Les symptômes du syndrome de Dravet comprennent :
- Saisies :Les convulsions sont souvent associées à de la fièvre, même si elles peuvent survenir sans fièvre. Il existe plusieurs types de crises qui surviennent généralement dans le syndrome de Dravet, notamment les crises myocloniques, les crises tonico-cloniques et les crises non convulsives. Des convulsions prolongées et un état de mal épileptique sont également caractéristiques de ce trouble. En fait, la première crise peut être particulièrement longue.
- Déclencheurs de crises :Les personnes atteintes du syndrome de Dravet peuvent présenter une photosensibilité aux crises, c’est-à-dire une tendance à avoir des convulsions en réponse à des lumières vives ou clignotantes. De plus, une personne atteinte du syndrome de Dravet peut être sujette à des convulsions en réponse à des changements de température corporelle.
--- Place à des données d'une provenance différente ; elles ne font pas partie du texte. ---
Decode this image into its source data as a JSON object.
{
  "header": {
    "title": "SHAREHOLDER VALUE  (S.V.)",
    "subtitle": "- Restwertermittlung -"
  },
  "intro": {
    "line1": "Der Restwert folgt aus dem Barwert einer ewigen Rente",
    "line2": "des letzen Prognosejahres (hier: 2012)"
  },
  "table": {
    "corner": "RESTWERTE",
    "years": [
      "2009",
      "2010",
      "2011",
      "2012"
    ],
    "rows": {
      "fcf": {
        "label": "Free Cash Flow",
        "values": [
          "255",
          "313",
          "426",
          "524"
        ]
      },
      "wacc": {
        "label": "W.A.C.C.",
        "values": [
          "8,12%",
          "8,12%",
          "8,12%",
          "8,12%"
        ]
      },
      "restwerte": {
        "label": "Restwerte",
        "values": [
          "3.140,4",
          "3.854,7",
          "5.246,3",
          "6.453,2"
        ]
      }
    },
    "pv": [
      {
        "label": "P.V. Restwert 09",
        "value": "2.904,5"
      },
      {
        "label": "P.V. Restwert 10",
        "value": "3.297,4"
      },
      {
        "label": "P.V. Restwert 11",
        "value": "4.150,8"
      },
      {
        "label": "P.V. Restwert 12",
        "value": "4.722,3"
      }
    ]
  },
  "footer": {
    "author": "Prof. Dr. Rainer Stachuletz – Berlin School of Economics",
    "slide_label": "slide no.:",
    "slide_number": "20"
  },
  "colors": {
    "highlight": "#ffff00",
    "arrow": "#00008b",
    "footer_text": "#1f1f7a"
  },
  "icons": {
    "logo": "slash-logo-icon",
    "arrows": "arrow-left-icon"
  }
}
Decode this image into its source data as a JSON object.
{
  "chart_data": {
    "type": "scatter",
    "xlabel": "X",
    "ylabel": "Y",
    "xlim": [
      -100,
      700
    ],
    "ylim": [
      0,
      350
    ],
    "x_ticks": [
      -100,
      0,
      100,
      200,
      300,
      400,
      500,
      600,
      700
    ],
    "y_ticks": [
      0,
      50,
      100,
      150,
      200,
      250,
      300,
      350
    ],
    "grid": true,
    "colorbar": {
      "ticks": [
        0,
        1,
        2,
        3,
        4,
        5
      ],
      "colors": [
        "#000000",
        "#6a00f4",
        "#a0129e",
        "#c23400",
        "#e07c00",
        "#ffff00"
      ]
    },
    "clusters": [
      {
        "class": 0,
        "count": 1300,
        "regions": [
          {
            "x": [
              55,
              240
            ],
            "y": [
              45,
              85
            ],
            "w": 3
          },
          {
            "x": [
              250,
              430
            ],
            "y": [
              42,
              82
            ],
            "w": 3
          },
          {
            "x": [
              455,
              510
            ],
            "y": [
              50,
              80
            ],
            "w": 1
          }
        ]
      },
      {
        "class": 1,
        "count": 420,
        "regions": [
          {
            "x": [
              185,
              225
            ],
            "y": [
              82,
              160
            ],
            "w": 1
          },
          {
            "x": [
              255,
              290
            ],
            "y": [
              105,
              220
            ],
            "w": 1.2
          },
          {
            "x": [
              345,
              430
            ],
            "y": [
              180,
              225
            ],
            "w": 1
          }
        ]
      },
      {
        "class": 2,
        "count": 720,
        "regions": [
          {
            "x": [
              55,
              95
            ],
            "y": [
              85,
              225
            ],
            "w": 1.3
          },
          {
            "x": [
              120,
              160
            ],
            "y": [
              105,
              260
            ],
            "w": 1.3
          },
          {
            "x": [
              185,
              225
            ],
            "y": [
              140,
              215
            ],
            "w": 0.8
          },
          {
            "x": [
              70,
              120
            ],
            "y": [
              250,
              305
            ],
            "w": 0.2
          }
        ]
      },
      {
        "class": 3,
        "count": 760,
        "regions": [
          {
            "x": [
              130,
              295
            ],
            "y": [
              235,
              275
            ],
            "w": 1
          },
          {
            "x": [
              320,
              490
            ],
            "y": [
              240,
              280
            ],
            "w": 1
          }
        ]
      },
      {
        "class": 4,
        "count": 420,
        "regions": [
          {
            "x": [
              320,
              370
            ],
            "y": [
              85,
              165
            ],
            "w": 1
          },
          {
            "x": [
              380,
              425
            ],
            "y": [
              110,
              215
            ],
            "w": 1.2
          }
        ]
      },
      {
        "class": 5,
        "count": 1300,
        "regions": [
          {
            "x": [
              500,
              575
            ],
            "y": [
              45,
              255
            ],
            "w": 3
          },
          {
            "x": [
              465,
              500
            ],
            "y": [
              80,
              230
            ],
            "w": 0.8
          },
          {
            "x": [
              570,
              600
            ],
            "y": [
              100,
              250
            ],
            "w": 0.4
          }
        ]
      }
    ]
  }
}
- Ataxie (problèmes d’équilibre) :Les difficultés de coordination et de marche, appelées ataxie, commencent dès l’enfance et se poursuivent à l’adolescence et à l’âge adulte.
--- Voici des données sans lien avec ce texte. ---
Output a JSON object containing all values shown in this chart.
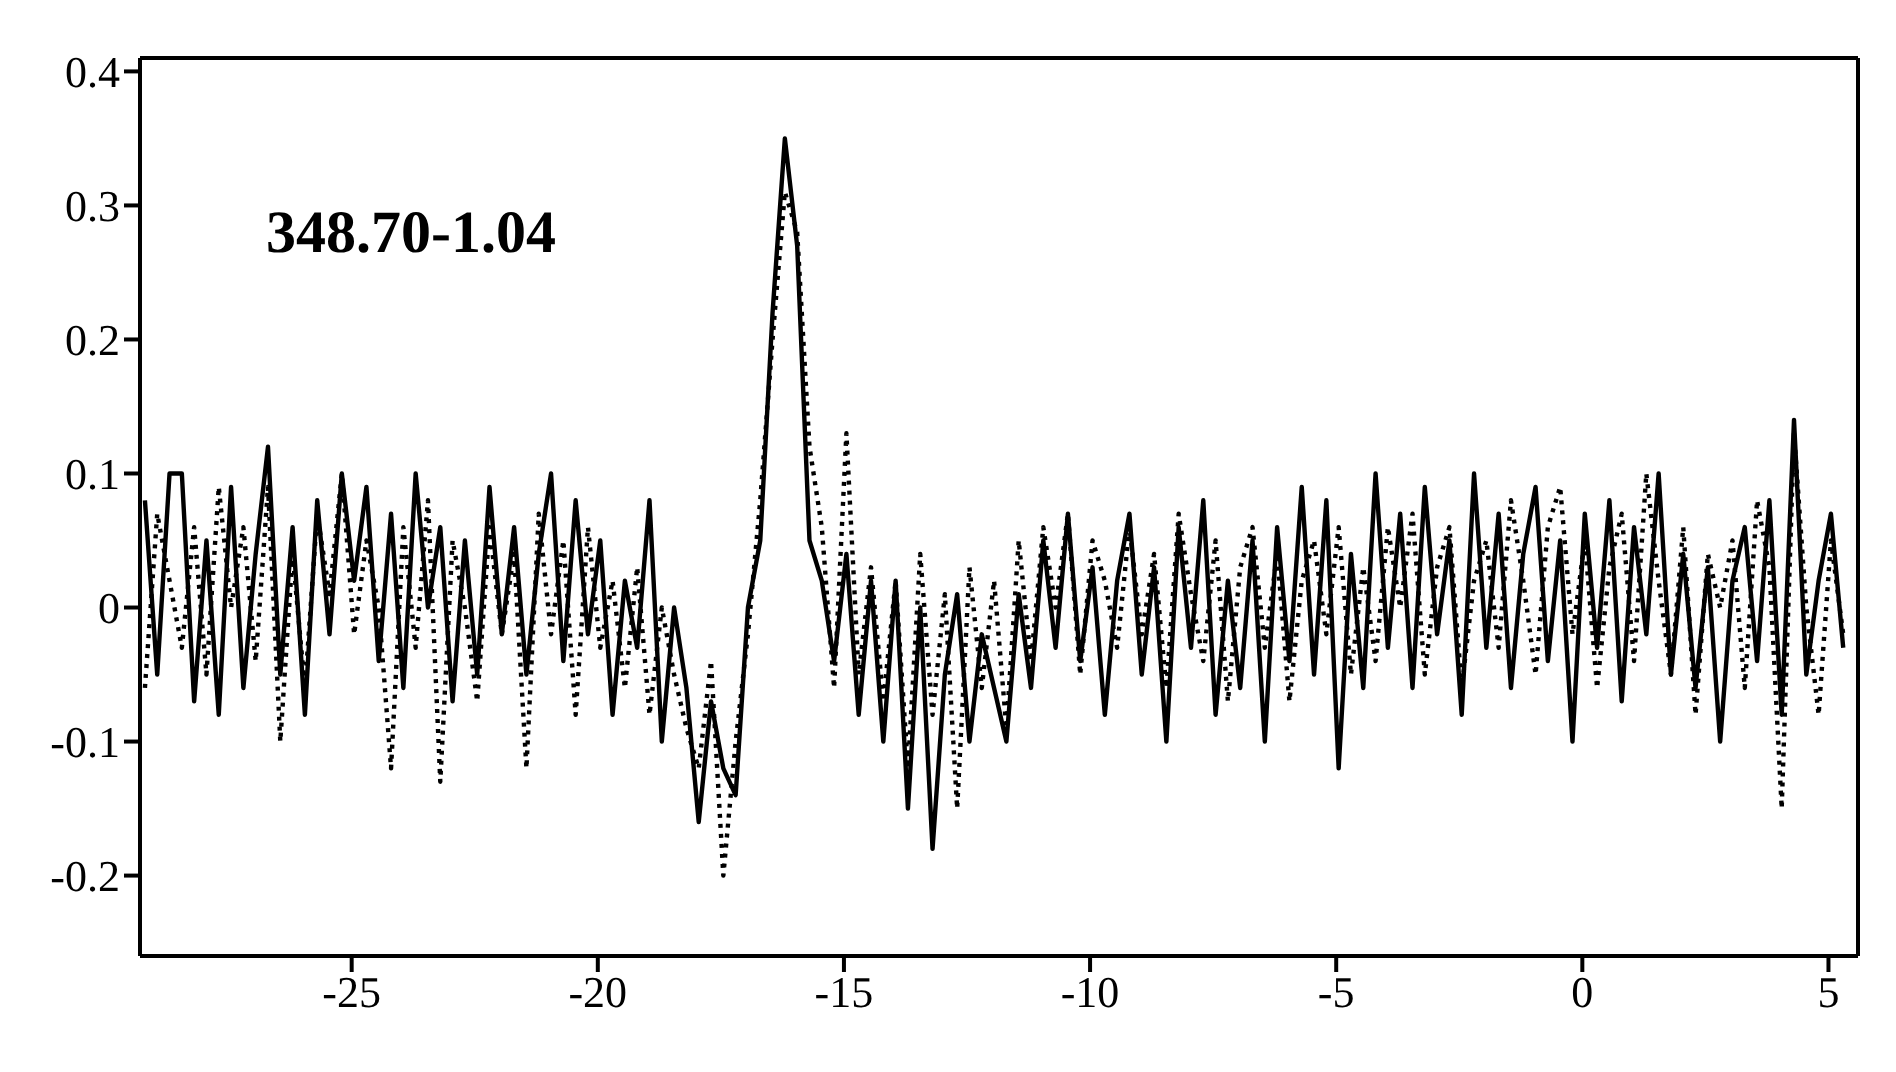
{
  "chart_data": {
    "type": "line",
    "annotations": [
      "348.70-1.04"
    ],
    "x": [
      -29.2,
      -28.95,
      -28.7,
      -28.45,
      -28.2,
      -27.95,
      -27.7,
      -27.45,
      -27.2,
      -26.95,
      -26.7,
      -26.45,
      -26.2,
      -25.95,
      -25.7,
      -25.45,
      -25.2,
      -24.95,
      -24.7,
      -24.45,
      -24.2,
      -23.95,
      -23.7,
      -23.45,
      -23.2,
      -22.95,
      -22.7,
      -22.45,
      -22.2,
      -21.95,
      -21.7,
      -21.45,
      -21.2,
      -20.95,
      -20.7,
      -20.45,
      -20.2,
      -19.95,
      -19.7,
      -19.45,
      -19.2,
      -18.95,
      -18.7,
      -18.45,
      -18.2,
      -17.95,
      -17.7,
      -17.45,
      -17.2,
      -16.95,
      -16.7,
      -16.45,
      -16.2,
      -15.95,
      -15.7,
      -15.45,
      -15.2,
      -14.95,
      -14.7,
      -14.45,
      -14.2,
      -13.95,
      -13.7,
      -13.45,
      -13.2,
      -12.95,
      -12.7,
      -12.45,
      -12.2,
      -11.95,
      -11.7,
      -11.45,
      -11.2,
      -10.95,
      -10.7,
      -10.45,
      -10.2,
      -9.95,
      -9.7,
      -9.45,
      -9.2,
      -8.95,
      -8.7,
      -8.45,
      -8.2,
      -7.95,
      -7.7,
      -7.45,
      -7.2,
      -6.95,
      -6.7,
      -6.45,
      -6.2,
      -5.95,
      -5.7,
      -5.45,
      -5.2,
      -4.95,
      -4.7,
      -4.45,
      -4.2,
      -3.95,
      -3.7,
      -3.45,
      -3.2,
      -2.95,
      -2.7,
      -2.45,
      -2.2,
      -1.95,
      -1.7,
      -1.45,
      -1.2,
      -0.95,
      -0.7,
      -0.45,
      -0.2,
      0.05,
      0.3,
      0.55,
      0.8,
      1.05,
      1.3,
      1.55,
      1.8,
      2.05,
      2.3,
      2.55,
      2.8,
      3.05,
      3.3,
      3.55,
      3.8,
      4.05,
      4.3,
      4.55,
      4.8,
      5.05,
      5.3
    ],
    "series": [
      {
        "color": "#000000",
        "line_style": "solid",
        "values": [
          0.08,
          -0.05,
          0.1,
          0.1,
          -0.07,
          0.05,
          -0.08,
          0.09,
          -0.06,
          0.04,
          0.12,
          -0.05,
          0.06,
          -0.08,
          0.08,
          -0.02,
          0.1,
          0.02,
          0.09,
          -0.04,
          0.07,
          -0.06,
          0.1,
          0.0,
          0.06,
          -0.07,
          0.05,
          -0.05,
          0.09,
          -0.02,
          0.06,
          -0.05,
          0.04,
          0.1,
          -0.04,
          0.08,
          -0.02,
          0.05,
          -0.08,
          0.02,
          -0.03,
          0.08,
          -0.1,
          0.0,
          -0.06,
          -0.16,
          -0.07,
          -0.12,
          -0.14,
          0.0,
          0.05,
          0.22,
          0.35,
          0.27,
          0.05,
          0.02,
          -0.04,
          0.04,
          -0.08,
          0.02,
          -0.1,
          0.02,
          -0.15,
          0.0,
          -0.18,
          -0.05,
          0.01,
          -0.1,
          -0.02,
          -0.06,
          -0.1,
          0.01,
          -0.06,
          0.05,
          -0.03,
          0.07,
          -0.04,
          0.03,
          -0.08,
          0.02,
          0.07,
          -0.05,
          0.03,
          -0.1,
          0.06,
          -0.03,
          0.08,
          -0.08,
          0.02,
          -0.06,
          0.05,
          -0.1,
          0.06,
          -0.04,
          0.09,
          -0.05,
          0.08,
          -0.12,
          0.04,
          -0.06,
          0.1,
          -0.03,
          0.07,
          -0.06,
          0.09,
          -0.02,
          0.05,
          -0.08,
          0.1,
          -0.03,
          0.07,
          -0.06,
          0.04,
          0.09,
          -0.04,
          0.05,
          -0.1,
          0.07,
          -0.03,
          0.08,
          -0.07,
          0.06,
          -0.02,
          0.1,
          -0.05,
          0.04,
          -0.06,
          0.03,
          -0.1,
          0.02,
          0.06,
          -0.04,
          0.08,
          -0.08,
          0.14,
          -0.05,
          0.02,
          0.07,
          -0.03
        ]
      },
      {
        "color": "#000000",
        "line_style": "dotted",
        "values": [
          -0.06,
          0.07,
          0.02,
          -0.03,
          0.06,
          -0.05,
          0.09,
          0.0,
          0.06,
          -0.04,
          0.09,
          -0.1,
          0.04,
          -0.06,
          0.07,
          0.01,
          0.1,
          -0.02,
          0.05,
          0.0,
          -0.12,
          0.06,
          -0.03,
          0.08,
          -0.13,
          0.05,
          0.0,
          -0.07,
          0.06,
          -0.02,
          0.04,
          -0.12,
          0.07,
          -0.02,
          0.05,
          -0.08,
          0.06,
          -0.03,
          0.02,
          -0.06,
          0.03,
          -0.08,
          0.0,
          -0.05,
          -0.09,
          -0.12,
          -0.04,
          -0.2,
          -0.1,
          -0.02,
          0.08,
          0.2,
          0.31,
          0.28,
          0.12,
          0.06,
          -0.06,
          0.13,
          -0.05,
          0.03,
          -0.07,
          0.02,
          -0.12,
          0.04,
          -0.08,
          0.01,
          -0.15,
          0.03,
          -0.06,
          0.02,
          -0.09,
          0.05,
          -0.04,
          0.06,
          0.0,
          0.07,
          -0.05,
          0.05,
          0.02,
          -0.03,
          0.06,
          -0.02,
          0.04,
          -0.06,
          0.07,
          0.01,
          -0.04,
          0.05,
          -0.07,
          0.03,
          0.06,
          -0.03,
          0.04,
          -0.07,
          0.02,
          0.05,
          -0.02,
          0.06,
          -0.05,
          0.03,
          -0.04,
          0.06,
          0.0,
          0.07,
          -0.05,
          0.03,
          0.06,
          -0.06,
          0.02,
          0.05,
          -0.03,
          0.08,
          0.02,
          -0.05,
          0.06,
          0.09,
          -0.02,
          0.05,
          -0.06,
          0.03,
          0.07,
          -0.04,
          0.1,
          0.02,
          -0.05,
          0.06,
          -0.08,
          0.04,
          0.0,
          0.05,
          -0.06,
          0.08,
          0.03,
          -0.15,
          0.13,
          0.0,
          -0.08,
          0.05,
          -0.02
        ]
      }
    ],
    "xlim": [
      -29.3,
      5.6
    ],
    "xticks": [
      -25,
      -20,
      -15,
      -10,
      -5,
      0,
      5
    ],
    "ylim": [
      -0.26,
      0.41
    ],
    "yticks": [
      -0.2,
      -0.1,
      0,
      0.1,
      0.2,
      0.3,
      0.4
    ],
    "grid": false,
    "legend": false,
    "marker": "none"
  }
}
- Déficience motrice :Les personnes vivant avec le syndrome de Dravet sont décrites comme ayant une position accroupie lorsqu’elles marchent. Un faible tonus musculaire est souvent présent, ce qui peut se manifester par une faiblesse musculaire.
- Déficience cognitive :Les enfants peuvent développer des problèmes d’élocution et des problèmes cognitifs qui perdureront tout au long de leur vie. Le syndrome de Dravet peut présenter toute une gamme de capacités cognitives, et certaines personnes atteintes de cette maladie ont une capacité d’apprentissage plus élevée que d’autres.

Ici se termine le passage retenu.